GAITHERSBURG, MD. — A Food and Drug Administration advisory committee said modafinil is not safe for treating ADHD in children and adolescents by a 12–1 vote, although committee members unanimously agreed the drug was effective for that indication.
At a meeting of the FDA's Psychopharmacologic Drugs Advisory Committee, the panel members were mainly concerned about modafinil's potential to cause Stevens-Johnson syndrome (SJS). The severe rash, which is often due to a hypersensitivity reaction to a drug, can be fatal in up to 5% of cases, according to Dr. Michael E. Bigby of the dermatology department at Harvard Medical School, Boston, and consultant to the panel.
Among 933 children and adolescents exposed to the drug during trials, there were 12 cases that could have been definite erythema multiforme (EM) or SJS, early prodromal EM or SJS, or suggestive of prodromal EM or SJS—a rate of 1.29%, said Dr. Glenn B. Mannheim, a medical reviewer in the FDA's division of psychiatry products.
The panel's discussion focused on one case that seemed most likely to be SJS—indicating a 1 in 1,000 risk. But they were not certain that was the true risk.
Dr. Bigby and Dr. Mannheim said more cases could occur once modafinil (Provigil) is more widely used—even though there have been no reports of SJS in the 36,000 children who were prescribed the drug off-label in 2002–2005.
Given the trial data and the assumption that modafinil could capture 10% of the market for children under age 19 (based on other stimulants' sales), there could be 500–3,250 cases of EM or SJS, and 25–488 deaths, said Dr. Mannheim.
The dichotomy between the postmarketing experience and the trial data prompted the FDA to seek its advisers' input, said Dr. Robert J. Temple, director of the FDA's office of medical policy.
The FDA usually follows the advice of its panels.

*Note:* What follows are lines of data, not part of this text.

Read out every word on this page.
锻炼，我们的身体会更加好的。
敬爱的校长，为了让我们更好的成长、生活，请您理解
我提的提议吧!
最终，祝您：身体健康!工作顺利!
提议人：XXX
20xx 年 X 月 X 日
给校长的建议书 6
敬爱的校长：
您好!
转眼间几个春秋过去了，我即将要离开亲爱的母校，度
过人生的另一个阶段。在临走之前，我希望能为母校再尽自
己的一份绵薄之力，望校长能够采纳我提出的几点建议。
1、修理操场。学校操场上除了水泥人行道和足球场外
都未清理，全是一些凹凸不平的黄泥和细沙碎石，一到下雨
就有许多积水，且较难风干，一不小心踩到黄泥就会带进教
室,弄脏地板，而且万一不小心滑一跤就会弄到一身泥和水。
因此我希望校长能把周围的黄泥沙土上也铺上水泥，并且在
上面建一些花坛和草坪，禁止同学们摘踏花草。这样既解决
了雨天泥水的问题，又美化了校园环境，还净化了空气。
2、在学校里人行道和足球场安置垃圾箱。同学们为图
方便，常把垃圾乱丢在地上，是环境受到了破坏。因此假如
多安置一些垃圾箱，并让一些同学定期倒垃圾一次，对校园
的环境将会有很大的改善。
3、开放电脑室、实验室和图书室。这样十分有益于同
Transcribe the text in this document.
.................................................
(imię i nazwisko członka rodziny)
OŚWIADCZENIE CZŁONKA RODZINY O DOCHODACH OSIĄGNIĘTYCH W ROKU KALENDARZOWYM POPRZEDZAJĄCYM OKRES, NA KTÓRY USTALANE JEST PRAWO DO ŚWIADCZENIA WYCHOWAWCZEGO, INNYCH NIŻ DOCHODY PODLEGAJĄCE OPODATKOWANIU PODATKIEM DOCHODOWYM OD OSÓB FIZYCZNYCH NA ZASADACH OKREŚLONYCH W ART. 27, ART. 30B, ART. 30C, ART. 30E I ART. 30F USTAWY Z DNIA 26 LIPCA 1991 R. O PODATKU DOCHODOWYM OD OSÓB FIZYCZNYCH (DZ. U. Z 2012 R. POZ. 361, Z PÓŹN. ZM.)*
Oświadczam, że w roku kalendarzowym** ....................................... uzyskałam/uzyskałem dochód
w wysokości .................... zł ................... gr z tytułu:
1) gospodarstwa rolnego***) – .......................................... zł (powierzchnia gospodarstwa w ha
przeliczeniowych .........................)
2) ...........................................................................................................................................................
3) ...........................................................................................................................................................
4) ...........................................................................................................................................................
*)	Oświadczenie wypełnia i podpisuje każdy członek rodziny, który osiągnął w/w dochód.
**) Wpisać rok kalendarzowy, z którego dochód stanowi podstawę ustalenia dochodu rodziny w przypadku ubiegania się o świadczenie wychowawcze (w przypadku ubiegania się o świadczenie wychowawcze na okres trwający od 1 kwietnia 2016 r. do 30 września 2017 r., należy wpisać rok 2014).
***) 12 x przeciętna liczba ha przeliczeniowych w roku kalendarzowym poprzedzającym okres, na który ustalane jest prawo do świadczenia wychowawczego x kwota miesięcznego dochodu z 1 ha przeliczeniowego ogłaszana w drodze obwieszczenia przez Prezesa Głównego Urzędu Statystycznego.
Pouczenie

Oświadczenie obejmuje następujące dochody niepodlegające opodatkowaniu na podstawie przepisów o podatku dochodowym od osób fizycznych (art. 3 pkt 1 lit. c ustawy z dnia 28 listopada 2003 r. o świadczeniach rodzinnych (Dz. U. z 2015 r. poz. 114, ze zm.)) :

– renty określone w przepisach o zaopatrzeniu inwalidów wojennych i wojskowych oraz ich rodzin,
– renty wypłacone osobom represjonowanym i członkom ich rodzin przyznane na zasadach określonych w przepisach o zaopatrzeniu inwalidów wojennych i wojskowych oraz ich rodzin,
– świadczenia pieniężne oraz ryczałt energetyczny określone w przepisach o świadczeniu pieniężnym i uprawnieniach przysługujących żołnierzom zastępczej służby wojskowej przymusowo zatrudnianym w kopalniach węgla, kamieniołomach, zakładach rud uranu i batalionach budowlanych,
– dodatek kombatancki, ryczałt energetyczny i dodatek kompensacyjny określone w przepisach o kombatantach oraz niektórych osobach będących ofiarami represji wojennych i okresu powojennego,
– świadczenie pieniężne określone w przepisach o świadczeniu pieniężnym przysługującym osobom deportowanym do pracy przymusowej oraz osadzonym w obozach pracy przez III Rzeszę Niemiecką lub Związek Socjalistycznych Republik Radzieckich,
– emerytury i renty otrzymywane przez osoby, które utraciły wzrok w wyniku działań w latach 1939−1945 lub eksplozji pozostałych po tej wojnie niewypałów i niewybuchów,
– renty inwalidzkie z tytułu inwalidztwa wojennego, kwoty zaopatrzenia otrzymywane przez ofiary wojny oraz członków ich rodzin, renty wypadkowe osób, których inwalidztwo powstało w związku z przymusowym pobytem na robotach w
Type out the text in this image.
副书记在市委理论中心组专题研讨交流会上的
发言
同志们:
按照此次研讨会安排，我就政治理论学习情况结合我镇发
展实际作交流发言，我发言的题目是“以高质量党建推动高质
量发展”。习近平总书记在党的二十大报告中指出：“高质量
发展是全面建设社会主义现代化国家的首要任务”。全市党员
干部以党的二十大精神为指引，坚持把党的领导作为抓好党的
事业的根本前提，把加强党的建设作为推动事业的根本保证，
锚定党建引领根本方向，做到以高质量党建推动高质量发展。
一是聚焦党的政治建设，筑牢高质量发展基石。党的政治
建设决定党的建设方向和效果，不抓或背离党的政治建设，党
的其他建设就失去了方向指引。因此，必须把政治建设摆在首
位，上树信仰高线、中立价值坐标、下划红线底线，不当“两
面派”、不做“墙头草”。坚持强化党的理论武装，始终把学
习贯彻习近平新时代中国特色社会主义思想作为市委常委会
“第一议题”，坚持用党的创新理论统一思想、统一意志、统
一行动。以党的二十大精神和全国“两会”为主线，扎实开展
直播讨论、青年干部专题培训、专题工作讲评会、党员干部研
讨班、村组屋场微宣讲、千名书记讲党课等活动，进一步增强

The FDA has received six reports of serious skin reactions in adults, said Dr. Mannheim.
“I'd like to see an opportunity for the company to come back with additional data. That will give us additional assurance that this case was a fluke,” said panel chair Dr. Wayne K. Goodman, chair of the department of psychiatry at the University of Florida, Gainesville.
The committee said modafinil's manufacturer, Cephalon Inc., should conduct a 3,000-patient, open-label study to further clarify the risk of SJS.
After the meeting, Dr. Thomas Laughren, director of the FDA's division of psychiatry products, told reporters that if a case turns up in such a study, “then they have a problem.”
It was not clear why children had higher rates of skin-related adverse events than adults, but Dr. Mannheim noted that lab tests indicated that they had a 7–16 times higher area under the curve ratio of modafinil sulfone, a metabolite. The levels could not be explained by higher milligram-per-kilogram dosing, he said.
In two of the three phase III studies, children were given a flexible dose with weekly titration (170 mg, 255 mg, 340 mg, or 425 mg). In the third study they were given a fixed dose, with those under 30 kg receiving 340 mg daily, and those over 30 kg receiving 425 mg daily.
The primary outcome was the total score on the school ADHD rating scale. In all three trials, children taking modafinil had a more significant drop in scores than those taking placebo. The total score for modafinil recipients—just over 20—was close to the normative score for a 10-year-old male, according to a Cephalon statement.
Panelists did not dispute the drug's efficacy, although many said it would not be a first-line choice.
Lesley Russell, Cephalon's senior vice president of worldwide clinical research, said modafinil offers clinicians an alternative, especially when children don't respond to other marketed drugs.
But Dr. Temple said that even though it's plausible that modafinil might work in nonresponsive children, the company had not proved that.
“The mere fact that people given a second drug respond after failing to respond to the first tells you nothing at all,” he said.
According to a company statement, modafinil may be less addictive and less apt to be diverted because it does not offer a “high” to recreational users. Jeffrey L. Vaught, executive vice president of research and development at Cephalon, said the drug is not water soluble and is not stable at high heat, which makes it difficult to crush for injection or smoking. Studies have shown that modafinil does not activate reward centers in the brain, and that it does not cause release of dopamine in vitro or in vivo.